HV: (Reasons) aplenty. First, it never felt they were making good use of my skills and potential. Instead, I had to develop skills to traverse a sea of politics. It’s a very inefficient company, with very little or nothing being done to make it better. MS has small windows of actual product development (new code being written) followed by long period of stabilization. It’s waterfall as its best. For PMs, like me, some manager pushes idiot time consuming exercises like scenario validation.. two months to produce collateral that is bound to be useless in six months, since everything is likely to change.

Secondly, the “toxic environment” and its impact on MS’ products. Since MS has a performance review system that values “individual” contributions over team work, everybody want to make impact on everything.
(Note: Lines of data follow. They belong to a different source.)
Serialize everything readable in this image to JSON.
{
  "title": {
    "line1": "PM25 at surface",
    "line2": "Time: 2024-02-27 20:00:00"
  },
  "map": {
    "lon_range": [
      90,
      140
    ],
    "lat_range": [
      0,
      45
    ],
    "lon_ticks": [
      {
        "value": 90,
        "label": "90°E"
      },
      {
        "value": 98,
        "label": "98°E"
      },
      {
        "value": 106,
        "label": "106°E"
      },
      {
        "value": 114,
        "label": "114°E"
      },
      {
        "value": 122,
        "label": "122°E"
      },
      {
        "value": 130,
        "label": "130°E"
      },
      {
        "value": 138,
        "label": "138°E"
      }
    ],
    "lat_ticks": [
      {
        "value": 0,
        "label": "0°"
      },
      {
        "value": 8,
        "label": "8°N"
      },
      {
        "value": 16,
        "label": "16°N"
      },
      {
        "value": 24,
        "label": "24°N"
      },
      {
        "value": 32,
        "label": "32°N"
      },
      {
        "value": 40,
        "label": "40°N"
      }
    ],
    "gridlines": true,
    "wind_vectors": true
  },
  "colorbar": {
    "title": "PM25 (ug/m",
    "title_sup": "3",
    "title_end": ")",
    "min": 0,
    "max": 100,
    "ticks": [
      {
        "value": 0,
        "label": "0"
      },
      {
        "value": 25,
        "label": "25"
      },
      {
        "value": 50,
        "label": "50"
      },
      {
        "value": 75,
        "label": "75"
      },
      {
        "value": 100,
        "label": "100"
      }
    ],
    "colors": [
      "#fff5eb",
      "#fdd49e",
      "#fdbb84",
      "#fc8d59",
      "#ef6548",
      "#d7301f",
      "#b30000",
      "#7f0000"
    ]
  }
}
Another way to read it is that everybody wants to voice opinions and suggestions and drive them to execution, which commonly lead to mutually exclusive ideas, and you, as a PM, will have to figure out a way to make everyone happy if you want to make progress. That leads to dysfunctional products. As a matter of fact, I remember the template I *had* to use to set my commitments/deliverables had something like “you go to spec review meetings and make valuable comments”

One thing that really frustrated me was that those random suggestions come from intuition, instead of actual scenarios/facts/data, and commonly show how disconnected MS employees are from the real world. In my case, as I worked in the developer division, it demonstrated how people there were disconnected from how developers work, and what they value. I had to constantly remind them that we should strive for simplicity since developers don’t have the time to become expert on our product, since it would be another tool in their toolbox.

Finally, there are the managers. I don’t know how much time people spend reading Mini Microsoft, and specially the comments there. It was actually therapeutic to me. Finding out that what was happening (via Mini) is quite common.”